Not long ago I authored a brief post pointing out that, whatever Darwin’s demonstrable opposition to slavery may have been in motivation or expression, he still ended up as a spokesman for racist and misogynistic beliefs all too common among his Victorian peers. Thus, I must congratulate the prestigious journal Science for reiterating many of those points in a recent editorial, “‘The Descent of Man,’ 150 Year On,” by Princeton anthropologist Augustin Fuentes. He is quite correct when he says, “Darwin portrayed Indigenous peoples of the Americas and Australia as less than Europeans in capacity and behavior. Peoples of the African continent were consistently referred to as cognitively depauperate, less capable, and of a lower rank than other races.” Moreover, Fuentes charges Darwin with going “beyond simple racial rankings, offering justification of empire and colonialism, and genocide, through ‘survival of the fittest.’ This too is confounding given Darwin’s robust stance against slavery.”

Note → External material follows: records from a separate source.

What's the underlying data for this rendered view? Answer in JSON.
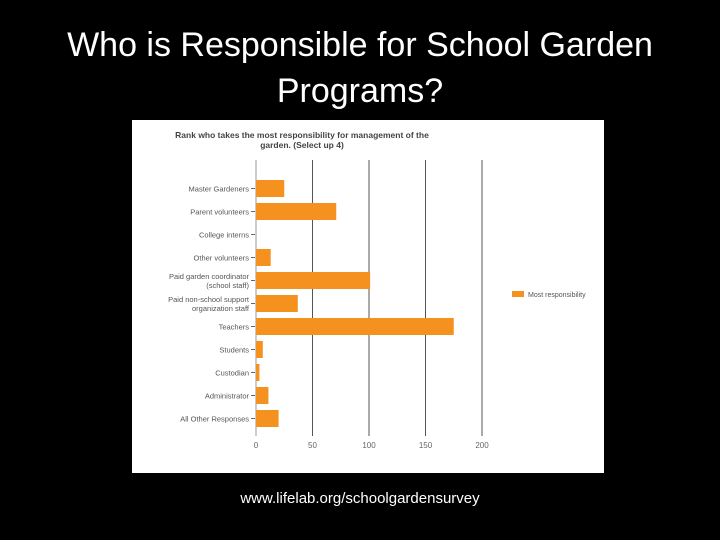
{
  "slide": {
    "title_line1": "Who is Responsible for School Garden",
    "title_line2": "Programs?",
    "footer_url": "www.lifelab.org/schoolgardensurvey"
  },
  "chart_data": {
    "type": "bar",
    "orientation": "horizontal",
    "title_lines": [
      "Rank who takes the most responsibility for management of the",
      "garden. (Select up 4)"
    ],
    "categories": [
      [
        "Master Gardeners"
      ],
      [
        "Parent volunteers"
      ],
      [
        "College interns"
      ],
      [
        "Other volunteers"
      ],
      [
        "Paid garden coordinator",
        "(school staff)"
      ],
      [
        "Paid non-school support",
        "organization staff"
      ],
      [
        "Teachers"
      ],
      [
        "Students"
      ],
      [
        "Custodian"
      ],
      [
        "Administrator"
      ],
      [
        "All Other Responses"
      ]
    ],
    "series": [
      {
        "name": "Most responsibility",
        "color": "#f5911f",
        "values": [
          25,
          71,
          0,
          13,
          101,
          37,
          175,
          6,
          3,
          11,
          20
        ]
      }
    ],
    "xlim": [
      0,
      200
    ],
    "xticks": [
      0,
      50,
      100,
      150,
      200
    ],
    "grid": true,
    "legend_position": "right"
  }
}
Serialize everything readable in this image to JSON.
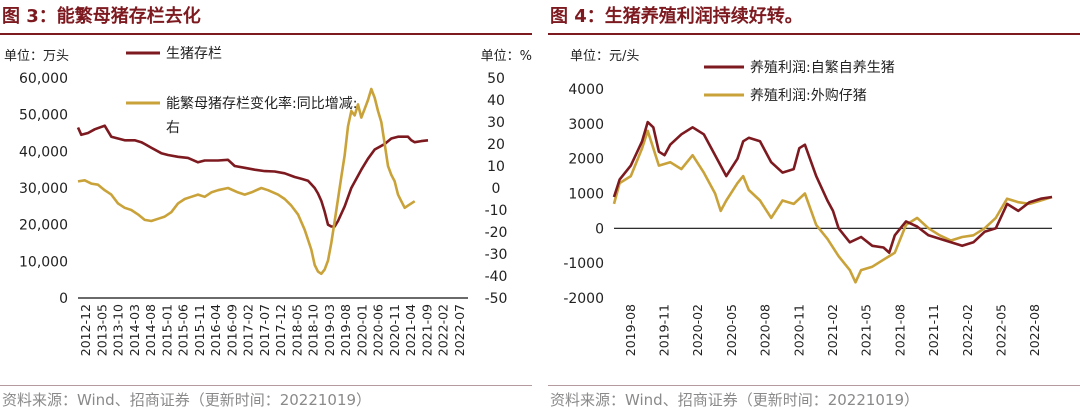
{
  "colors": {
    "dark": "#7d1a20",
    "gold": "#c9a23a",
    "title": "#7d1a20",
    "source": "#8a8a8a"
  },
  "source_text": "资料来源：Wind、招商证券（更新时间：20221019）",
  "chart_data": [
    {
      "id": "fig3",
      "type": "line",
      "title": "图 3：能繁母猪存栏去化",
      "left_unit": "单位：万头",
      "right_unit": "单位：%",
      "y_left": {
        "min": 0,
        "max": 60000,
        "ticks": [
          "0",
          "10,000",
          "20,000",
          "30,000",
          "40,000",
          "50,000",
          "60,000"
        ]
      },
      "y_right": {
        "min": -50,
        "max": 50,
        "ticks": [
          "-50",
          "-40",
          "-30",
          "-20",
          "-10",
          "0",
          "10",
          "20",
          "30",
          "40",
          "50"
        ]
      },
      "x_ticks": [
        "2012-12",
        "2013-05",
        "2013-10",
        "2014-03",
        "2014-08",
        "2015-01",
        "2015-06",
        "2015-11",
        "2016-04",
        "2016-09",
        "2017-02",
        "2017-07",
        "2017-12",
        "2018-05",
        "2018-10",
        "2019-03",
        "2019-08",
        "2020-01",
        "2020-06",
        "2020-11",
        "2021-04",
        "2021-09",
        "2022-02",
        "2022-07"
      ],
      "x_range": [
        0,
        117
      ],
      "legend": [
        "生猪存栏",
        "能繁母猪存栏变化率:同比增减:",
        "右"
      ],
      "series": [
        {
          "name": "生猪存栏",
          "axis": "left",
          "color": "#7d1a20",
          "points": [
            [
              0,
              46500
            ],
            [
              1,
              44500
            ],
            [
              3,
              45000
            ],
            [
              5,
              46000
            ],
            [
              8,
              47000
            ],
            [
              9,
              45500
            ],
            [
              10,
              44000
            ],
            [
              12,
              43500
            ],
            [
              14,
              43000
            ],
            [
              17,
              43000
            ],
            [
              19,
              42500
            ],
            [
              20,
              42000
            ],
            [
              22,
              41000
            ],
            [
              25,
              39500
            ],
            [
              27,
              39000
            ],
            [
              30,
              38500
            ],
            [
              33,
              38200
            ],
            [
              36,
              37000
            ],
            [
              38,
              37500
            ],
            [
              42,
              37500
            ],
            [
              45,
              37700
            ],
            [
              47,
              36000
            ],
            [
              50,
              35500
            ],
            [
              53,
              35000
            ],
            [
              56,
              34600
            ],
            [
              59,
              34500
            ],
            [
              62,
              34000
            ],
            [
              65,
              33000
            ],
            [
              67,
              32500
            ],
            [
              69,
              32000
            ],
            [
              70,
              31000
            ],
            [
              71,
              30000
            ],
            [
              72,
              28500
            ],
            [
              73,
              26500
            ],
            [
              74,
              23500
            ],
            [
              75,
              20000
            ],
            [
              76,
              19500
            ],
            [
              77,
              19500
            ],
            [
              78,
              21000
            ],
            [
              80,
              25000
            ],
            [
              82,
              30000
            ],
            [
              85,
              35000
            ],
            [
              87,
              38000
            ],
            [
              89,
              40500
            ],
            [
              92,
              42000
            ],
            [
              94,
              43500
            ],
            [
              96,
              44000
            ],
            [
              99,
              44000
            ],
            [
              100,
              43000
            ],
            [
              101,
              42500
            ],
            [
              103,
              42800
            ],
            [
              105,
              43000
            ]
          ]
        },
        {
          "name": "能繁母猪存栏变化率:同比增减",
          "axis": "right",
          "color": "#c9a23a",
          "points": [
            [
              0,
              3
            ],
            [
              2,
              3.5
            ],
            [
              4,
              2
            ],
            [
              6,
              1.5
            ],
            [
              8,
              -1
            ],
            [
              10,
              -3
            ],
            [
              12,
              -7
            ],
            [
              14,
              -9
            ],
            [
              16,
              -10
            ],
            [
              18,
              -12
            ],
            [
              20,
              -14.5
            ],
            [
              22,
              -15
            ],
            [
              24,
              -14
            ],
            [
              26,
              -13
            ],
            [
              28,
              -11
            ],
            [
              30,
              -7
            ],
            [
              32,
              -5
            ],
            [
              34,
              -4
            ],
            [
              36,
              -3
            ],
            [
              38,
              -4
            ],
            [
              40,
              -2
            ],
            [
              42,
              -1
            ],
            [
              45,
              0
            ],
            [
              48,
              -2
            ],
            [
              50,
              -3
            ],
            [
              52,
              -2
            ],
            [
              55,
              0
            ],
            [
              57,
              -1
            ],
            [
              60,
              -3
            ],
            [
              62,
              -5
            ],
            [
              64,
              -8
            ],
            [
              66,
              -12
            ],
            [
              68,
              -19
            ],
            [
              70,
              -28
            ],
            [
              71,
              -35
            ],
            [
              72,
              -38
            ],
            [
              73,
              -39
            ],
            [
              74,
              -37
            ],
            [
              75,
              -33
            ],
            [
              76,
              -25
            ],
            [
              77,
              -15
            ],
            [
              78,
              -5
            ],
            [
              79,
              5
            ],
            [
              80,
              15
            ],
            [
              81,
              28
            ],
            [
              82,
              35
            ],
            [
              83,
              33
            ],
            [
              84,
              38
            ],
            [
              85,
              32
            ],
            [
              86,
              36
            ],
            [
              87,
              40
            ],
            [
              88,
              45
            ],
            [
              89,
              41
            ],
            [
              90,
              35
            ],
            [
              91,
              30
            ],
            [
              92,
              20
            ],
            [
              93,
              10
            ],
            [
              94,
              6
            ],
            [
              95,
              3
            ],
            [
              96,
              -3
            ],
            [
              97,
              -6
            ],
            [
              98,
              -9
            ],
            [
              99,
              -8
            ],
            [
              100,
              -7
            ],
            [
              101,
              -6
            ]
          ]
        }
      ]
    },
    {
      "id": "fig4",
      "type": "line",
      "title": "图 4：生猪养殖利润持续好转。",
      "left_unit": "单位：元/头",
      "y_left": {
        "min": -2000,
        "max": 4000,
        "ticks": [
          "-2000",
          "-1000",
          "0",
          "1000",
          "2000",
          "3000",
          "4000"
        ]
      },
      "x_ticks": [
        "2019-08",
        "2019-11",
        "2020-02",
        "2020-05",
        "2020-08",
        "2020-11",
        "2021-02",
        "2021-05",
        "2021-08",
        "2021-11",
        "2022-02",
        "2022-05",
        "2022-08"
      ],
      "x_range": [
        0,
        39
      ],
      "legend": [
        "养殖利润:自繁自养生猪",
        "养殖利润:外购仔猪"
      ],
      "series": [
        {
          "name": "养殖利润:自繁自养生猪",
          "axis": "left",
          "color": "#7d1a20",
          "points": [
            [
              0,
              900
            ],
            [
              0.5,
              1400
            ],
            [
              1.5,
              1800
            ],
            [
              2.5,
              2500
            ],
            [
              3,
              3050
            ],
            [
              3.5,
              2900
            ],
            [
              4,
              2200
            ],
            [
              4.5,
              2100
            ],
            [
              5,
              2400
            ],
            [
              6,
              2700
            ],
            [
              7,
              2900
            ],
            [
              8,
              2700
            ],
            [
              9,
              2100
            ],
            [
              10,
              1500
            ],
            [
              11,
              2000
            ],
            [
              11.5,
              2500
            ],
            [
              12,
              2600
            ],
            [
              13,
              2500
            ],
            [
              14,
              1900
            ],
            [
              15,
              1600
            ],
            [
              16,
              1700
            ],
            [
              16.5,
              2300
            ],
            [
              17,
              2400
            ],
            [
              18,
              1500
            ],
            [
              19,
              800
            ],
            [
              19.5,
              500
            ],
            [
              20,
              0
            ],
            [
              21,
              -400
            ],
            [
              22,
              -250
            ],
            [
              23,
              -500
            ],
            [
              24,
              -550
            ],
            [
              24.5,
              -700
            ],
            [
              25,
              -200
            ],
            [
              25.5,
              0
            ],
            [
              26,
              200
            ],
            [
              27,
              50
            ],
            [
              28,
              -200
            ],
            [
              29,
              -300
            ],
            [
              30,
              -400
            ],
            [
              31,
              -500
            ],
            [
              32,
              -400
            ],
            [
              33,
              -100
            ],
            [
              34,
              0
            ],
            [
              35,
              700
            ],
            [
              36,
              500
            ],
            [
              37,
              750
            ],
            [
              38,
              850
            ],
            [
              39,
              900
            ]
          ]
        },
        {
          "name": "养殖利润:外购仔猪",
          "axis": "left",
          "color": "#c9a23a",
          "points": [
            [
              0,
              700
            ],
            [
              0.5,
              1300
            ],
            [
              1.5,
              1500
            ],
            [
              2.5,
              2300
            ],
            [
              3,
              2800
            ],
            [
              3.5,
              2300
            ],
            [
              4,
              1800
            ],
            [
              5,
              1900
            ],
            [
              6,
              1700
            ],
            [
              7,
              2100
            ],
            [
              8,
              1600
            ],
            [
              9,
              1000
            ],
            [
              9.5,
              500
            ],
            [
              10,
              800
            ],
            [
              11,
              1300
            ],
            [
              11.5,
              1500
            ],
            [
              12,
              1100
            ],
            [
              13,
              800
            ],
            [
              14,
              300
            ],
            [
              15,
              800
            ],
            [
              16,
              700
            ],
            [
              17,
              1000
            ],
            [
              18,
              100
            ],
            [
              19,
              -300
            ],
            [
              20,
              -800
            ],
            [
              21,
              -1200
            ],
            [
              21.5,
              -1550
            ],
            [
              22,
              -1200
            ],
            [
              23,
              -1100
            ],
            [
              24,
              -900
            ],
            [
              25,
              -700
            ],
            [
              26,
              100
            ],
            [
              27,
              300
            ],
            [
              28,
              0
            ],
            [
              29,
              -200
            ],
            [
              30,
              -350
            ],
            [
              31,
              -250
            ],
            [
              32,
              -200
            ],
            [
              33,
              0
            ],
            [
              34,
              300
            ],
            [
              35,
              850
            ],
            [
              36,
              750
            ],
            [
              37,
              700
            ],
            [
              38,
              800
            ],
            [
              39,
              900
            ]
          ]
        }
      ]
    }
  ]
}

I agree. But as I pointed out, historically one cannot confidently trace a straight line from opposing slavery to supporting racial equality. I emphasized this years ago in my review of Adrian Desmond and James Moore’s misguided Darwin’s Sacred Cause.Furthermore, Thomas Henry Huxley, Darwin’s indefatigable “Bulldog,” wrote a shameful essay on May 20, 1865, shortly after the conclusion of the American Civil War. He suggested that the South should be relieved given that it was no longer responsible for the care and “protection” of the now-former slaves. He declared that “no rational man, cognizant of the facts, believes that the average negro is the equal, still less the superior, of the average white man.” A reform-minded American Darwinist, Charles Loring Brace, concurred.
Darwin’s Views on Women
Fuentes is also right in pointing out that Darwin’s views of women were — indeed are — equally out of step with current ideas of gender; they are not just indecorous, they are manifestly wrong. I also applaud his call for students to learn about the whole Darwin, not just some idealized version of a larger-than-life “genius” who dominates the pages of today’s biology textbooks. As for Darwin’s purported “genius,” I will simply refer readers to Paul Johnson’s Darwin: Portrait of a Genius, a book with more than a little irony to its title.
How Can We Respond?
Returning to Fuentes’s commemorative article, with his bold and honest account of Darwin’s Descent of Man, how can we respond to these revelations? I have two suggestions for those who wish to study Descent for themselves. First, I’d like to reiterate a book recommendation I made some time back for the anthropologist Ashley Montagu’s interesting editorial trimming of that book. Admitting that Darwin’s sexual selection theory applied to humans was largely “anecdotal” and of the “travelogue variety,” Montagu was able to cut more than 700 pages of ponderous prose down to about 350 pages of essential exposition. But Montagu didn’t end there. As a reply to Darwin’s clumsy and inept treatment of women, he wrote The Natural Superiority of Women (5th edition, 1999).
So following up on this Science exposé, I again recommend Montagu’s edited version of Descent followed by his book on women. You’ll learn a lot more in a lot less time.